Et le combat débute en Grèce, qui fait face à une crise financière, politique et sociale sans précédent. Alors qu’une grève de 48 heures a été entamée mardi matin, Christine Lagarde a lancé, sur TF1, un appel à "l’entente nationale" politique en Grèce pour voter les mesures d’austérité proposées par le gouvernement sous la pression du FMI et l’Union européenne : "Si j’ai un message à faire passer ce soir concernant la Grèce, c’est un appel à l’opposition politique grecque pour qu’elle rejoigne dans une entente nationale le parti qui est actuellement au pouvoir. Il y va vraiment du destin d’un pays". Et d’ajouter : "Je crois qu’il faut à ce moment là faire un peu fi des grandes différences politiques". Les députés grecs doivent d’ici jeudi voter sur le projet de budget d’austérité soumis par le gouvernement de Georges Papandréou.

Une meilleure représentativité

Christine Lagarde s’était engagée, lors de sa campagne pour briguer la tête du FMI, à donner plus de poids aux pays émergents si elle était élue. "La grande priorité à venir est la poursuite de la réforme de la gouvernance et son approfondissement", avait-elle ainsi déclaré au Brésil. Les "Brics", le nom donné à la Russie et aux grands émergents (Brésil, Inde, Chine, Afrique du Sud), se sentent lésés dans le processus de décision interne au FMI : les occidentaux (UE et Etats-Unis) pèsent en effet près de 47% des voix au moment des votes. Un rééquilibrage s’avère toutefois tendu : les Européens ne veulent pas être victimes d’un mouvement anti-Euro fort, tandis que le Maison-Blanche craint qu’on n’en veuille à son déficit public, le plus important au monde.

L’atout du G20 français

Nicolas Sarkozy a évoqué "une victoire de la France" en apprenant la nomination de Christine Lagarde au poste de directeur général du FMI. Pour cause, le président français voit en sa ministre de l’Economie en partance un moyen de sauver "son" G8/G20. En effet, Paris préside la réunion des puissances mondiales pour l’année 2011. Les chantiers sont nombreux et l’actuel locataire de l’Elysée ne cache pas ses ambitions : donner les moyens aux pays du G20 de sortir définitivement de la crise. Depuis janvier, Christine Lagarde a couru le monde sans relâche pour défendre les positions de la présidence française du G20 sur la régulation des marchés financiers. Au FMI, son influence devrait favoriser l’Elysée.

Tapie, l’épée de Damoclès

La nouvelle directrice générale du FMI n’en a pas pour autant terminé avec ses ennuis judiciaires en France, plusieurs menaces continuant à peser sur elle en lien avec l’affaire Tapie. La menace la plus immédiate concerne l’enquête pour "abus d’autorité" que pourrait lancer le 8 juillet la Cour de Justice de la République (CJR) contre elle. Le 10 mai, le procureur général près la Cour de cassation, Jean-Louis Nadal, a saisi la commission des requêtes de la CJR. Il estimait qu’il existait des éléments justifiant l’ouverture d’une enquête contre Christine Lagarde pour abus d’autorité dans le dossier de l’arbitrage rendu en faveur de Bernard Tapie dans la vente litigieuse d’Adidas par le Crédit Lyonnais en 1993.

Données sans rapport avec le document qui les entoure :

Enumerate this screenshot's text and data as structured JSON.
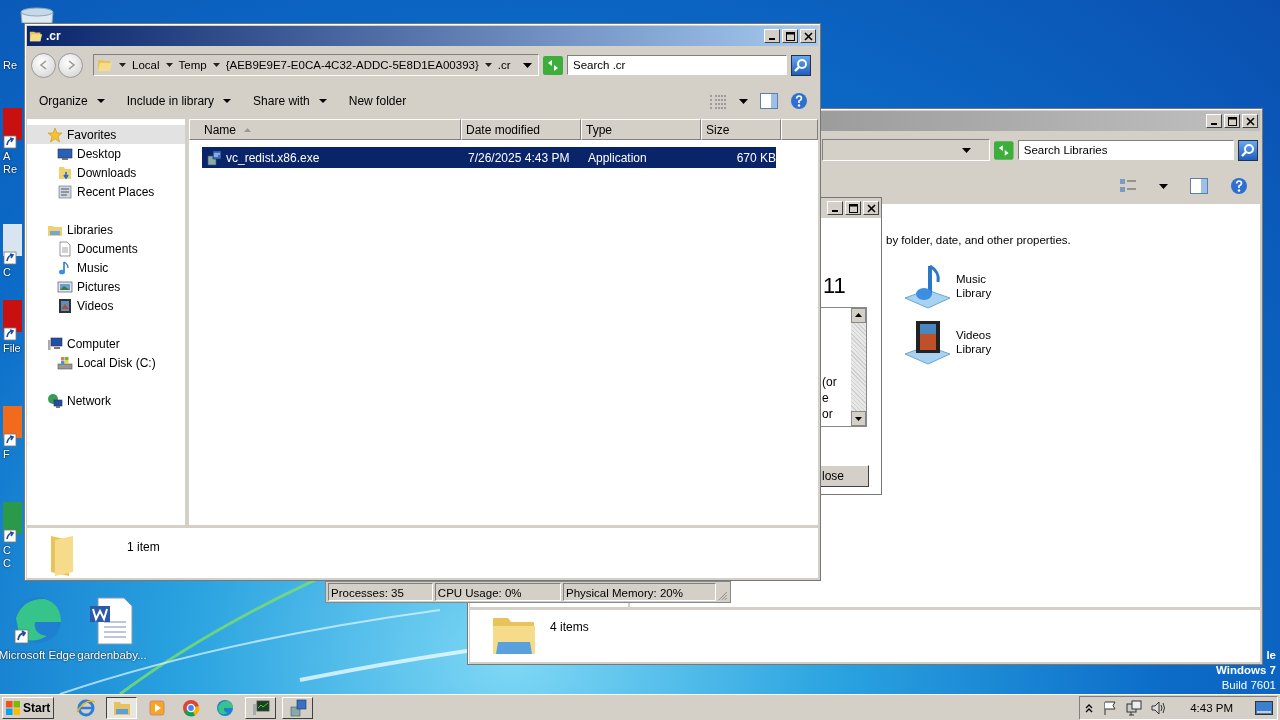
{
  "desktop": {
    "icons": [
      {
        "kind": "recycle",
        "lines": [
          "Re"
        ]
      },
      {
        "kind": "red-app",
        "lines": [
          "A",
          "Re"
        ]
      },
      {
        "kind": "blank-app",
        "lines": [
          "C"
        ]
      },
      {
        "kind": "red-app",
        "lines": [
          "File"
        ]
      },
      {
        "kind": "orange-app",
        "lines": [
          "F"
        ]
      },
      {
        "kind": "green-app",
        "lines": [
          "C",
          "C"
        ]
      }
    ],
    "shortcuts": [
      {
        "kind": "edge",
        "label": "Microsoft Edge"
      },
      {
        "kind": "word",
        "label": "gardenbaby..."
      }
    ],
    "os_text": [
      "le",
      "Windows 7",
      "Build 7601"
    ]
  },
  "libraries_window": {
    "search": {
      "placeholder": "Search Libraries"
    },
    "description": "by folder, date, and other properties.",
    "items": [
      {
        "kind": "music",
        "label": "Music Library"
      },
      {
        "kind": "videos",
        "label": "Videos Library"
      }
    ],
    "status": "4 items"
  },
  "task_manager": {
    "status": [
      "Processes: 35",
      "CPU Usage: 0%",
      "Physical Memory: 20%"
    ]
  },
  "dialog": {
    "heading": "11",
    "list_lines": [
      "(or",
      "e",
      "or"
    ],
    "button": "lose"
  },
  "explorer": {
    "title": ".cr",
    "breadcrumbs": [
      "Local",
      "Temp",
      "{AEB9E9E7-E0CA-4C32-ADDC-5E8D1EA00393}",
      ".cr"
    ],
    "search": {
      "placeholder": "Search .cr"
    },
    "toolbar": [
      {
        "label": "Organize",
        "dropdown": true
      },
      {
        "label": "Include in library",
        "dropdown": true
      },
      {
        "label": "Share with",
        "dropdown": true
      },
      {
        "label": "New folder",
        "dropdown": false
      }
    ],
    "nav": [
      {
        "kind": "star",
        "label": "Favorites",
        "selected": true,
        "children": [
          {
            "kind": "desktop",
            "label": "Desktop",
            "selected": false
          },
          {
            "kind": "downloads",
            "label": "Downloads",
            "selected": false
          },
          {
            "kind": "recent",
            "label": "Recent Places",
            "selected": false
          }
        ]
      },
      {
        "kind": "libraries",
        "label": "Libraries",
        "selected": false,
        "children": [
          {
            "kind": "documents",
            "label": "Documents",
            "selected": false
          },
          {
            "kind": "music",
            "label": "Music",
            "selected": false
          },
          {
            "kind": "pictures",
            "label": "Pictures",
            "selected": false
          },
          {
            "kind": "videos",
            "label": "Videos",
            "selected": false
          }
        ]
      },
      {
        "kind": "computer",
        "label": "Computer",
        "selected": false,
        "children": [
          {
            "kind": "disk",
            "label": "Local Disk (C:)",
            "selected": false
          }
        ]
      },
      {
        "kind": "network",
        "label": "Network",
        "selected": false
      }
    ],
    "columns": [
      {
        "label": "Name",
        "sorted": true
      },
      {
        "label": "Date modified",
        "sorted": false
      },
      {
        "label": "Type",
        "sorted": false
      },
      {
        "label": "Size",
        "sorted": false
      }
    ],
    "rows": [
      {
        "name": "vc_redist.x86.exe",
        "date": "7/26/2025 4:43 PM",
        "type": "Application",
        "size": "670 KB",
        "selected": true
      }
    ],
    "status": "1 item"
  },
  "taskbar": {
    "start": "Start",
    "apps": [
      {
        "kind": "ie",
        "open": false,
        "selected": false
      },
      {
        "kind": "explorer",
        "open": true,
        "selected": true
      },
      {
        "kind": "media",
        "open": false,
        "selected": false
      },
      {
        "kind": "chrome",
        "open": false,
        "selected": false
      },
      {
        "kind": "edge",
        "open": false,
        "selected": false
      },
      {
        "kind": "taskmgr",
        "open": true,
        "selected": false
      },
      {
        "kind": "installer",
        "open": true,
        "selected": false
      }
    ],
    "clock": "4:43 PM"
  }
}
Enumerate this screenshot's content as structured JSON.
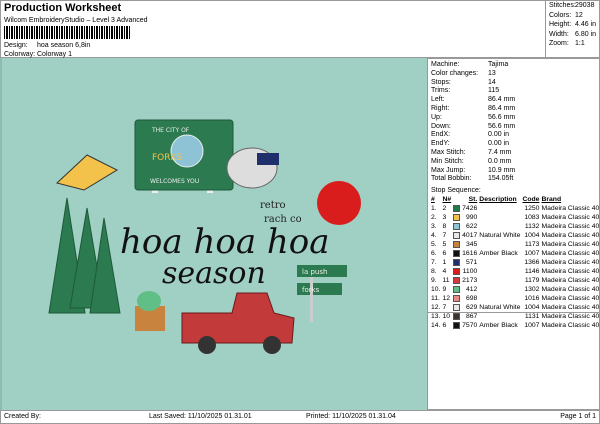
{
  "header": {
    "title": "Production Worksheet",
    "subtitle": "Wilcom EmbroideryStudio – Level 3 Advanced",
    "design_label": "Design:",
    "design_value": "hoa season 6,8in",
    "colorway_label": "Colorway:",
    "colorway_value": "Colorway 1"
  },
  "stats": [
    {
      "k": "Stitches:",
      "v": "29038"
    },
    {
      "k": "Colors:",
      "v": "12"
    },
    {
      "k": "Height:",
      "v": "4.46 in"
    },
    {
      "k": "Width:",
      "v": "6.80 in"
    },
    {
      "k": "Zoom:",
      "v": "1:1"
    }
  ],
  "info": [
    {
      "k": "Machine:",
      "v": "Tajima"
    },
    {
      "k": "Color changes:",
      "v": "13"
    },
    {
      "k": "Stops:",
      "v": "14"
    },
    {
      "k": "Trims:",
      "v": "115"
    },
    {
      "k": "Left:",
      "v": "86.4 mm"
    },
    {
      "k": "Right:",
      "v": "86.4 mm"
    },
    {
      "k": "Up:",
      "v": "56.6 mm"
    },
    {
      "k": "Down:",
      "v": "56.6 mm"
    },
    {
      "k": "EndX:",
      "v": "0.00 in"
    },
    {
      "k": "EndY:",
      "v": "0.00 in"
    },
    {
      "k": "Max Stitch:",
      "v": "7.4 mm"
    },
    {
      "k": "Min Stitch:",
      "v": "0.0 mm"
    },
    {
      "k": "Max Jump:",
      "v": "10.9 mm"
    },
    {
      "k": "Total Bobbin:",
      "v": "154.05ft"
    }
  ],
  "sequence": {
    "title": "Stop Sequence:",
    "columns": [
      "#",
      "N#",
      "St.",
      "Description",
      "Code",
      "Brand"
    ],
    "rows": [
      [
        "1.",
        "2",
        "#1e7a4a",
        "7426",
        "",
        "1250",
        "Madeira Classic 40"
      ],
      [
        "2.",
        "3",
        "#f2c24a",
        "990",
        "",
        "1083",
        "Madeira Classic 40"
      ],
      [
        "3.",
        "8",
        "#8ec3d6",
        "622",
        "",
        "1132",
        "Madeira Classic 40"
      ],
      [
        "4.",
        "7",
        "#e8e8e8",
        "4017",
        "Natural White",
        "1004",
        "Madeira Classic 40"
      ],
      [
        "5.",
        "5",
        "#c8843e",
        "345",
        "",
        "1173",
        "Madeira Classic 40"
      ],
      [
        "6.",
        "6",
        "#111111",
        "1616",
        "Amber Black",
        "1007",
        "Madeira Classic 40"
      ],
      [
        "7.",
        "1",
        "#1f2f6b",
        "571",
        "",
        "1366",
        "Madeira Classic 40"
      ],
      [
        "8.",
        "4",
        "#d91c1c",
        "1100",
        "",
        "1146",
        "Madeira Classic 40"
      ],
      [
        "9.",
        "11",
        "#d23a3a",
        "2173",
        "",
        "1179",
        "Madeira Classic 40"
      ],
      [
        "10.",
        "9",
        "#5fbf86",
        "412",
        "",
        "1302",
        "Madeira Classic 40"
      ],
      [
        "11.",
        "12",
        "#e88a8a",
        "698",
        "",
        "1016",
        "Madeira Classic 40"
      ],
      [
        "12.",
        "7",
        "#e8e8e8",
        "629",
        "Natural White",
        "1004",
        "Madeira Classic 40"
      ],
      [
        "13.",
        "10",
        "#3a3430",
        "867",
        "",
        "1131",
        "Madeira Classic 40"
      ],
      [
        "14.",
        "6",
        "#111111",
        "7570",
        "Amber Black",
        "1007",
        "Madeira Classic 40"
      ]
    ]
  },
  "design": {
    "sign_top": "THE CITY OF",
    "sign_mid": "FORKS",
    "sign_bottom": "WELCOMES YOU",
    "line1": "hoa hoa hoa",
    "line2": "season",
    "retro1": "retro",
    "retro2": "rach co",
    "road1": "la push",
    "road2": "forks"
  },
  "footer": {
    "created": "Created By:",
    "saved": "Last Saved: 11/10/2025 01.31.01",
    "printed": "Printed: 11/10/2025 01.31.04",
    "page": "Page 1 of 1"
  }
}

Le parquet général reproche notamment à Christine Lagarde d’avoir recouru à un arbitrage, alors qu’il s’agissait de deniers publics, d’avoir eu connaissance de la partialité de certains juges-arbitres et de ne pas avoir exercé de recours contre la sentence arbitrale, alors que plusieurs spécialistes l’y encourageaient. La décision est attendue le 8 juillet. Soit la commission classe le dossier sans suite, soit elle reporte la procédure afin d’obtenir des compléments d’informations, soit elle valide l’ouverture d’une enquête. Mais si cette troisième potion est retenue, la ministre ne devrait pas, le cas échéant, être jugée avant plusieurs années. La statistique lui est en tout cas favorable : depuis sa création en 1993, la CJR a examiné plus d’un millier de plaintes et jugé six ministres.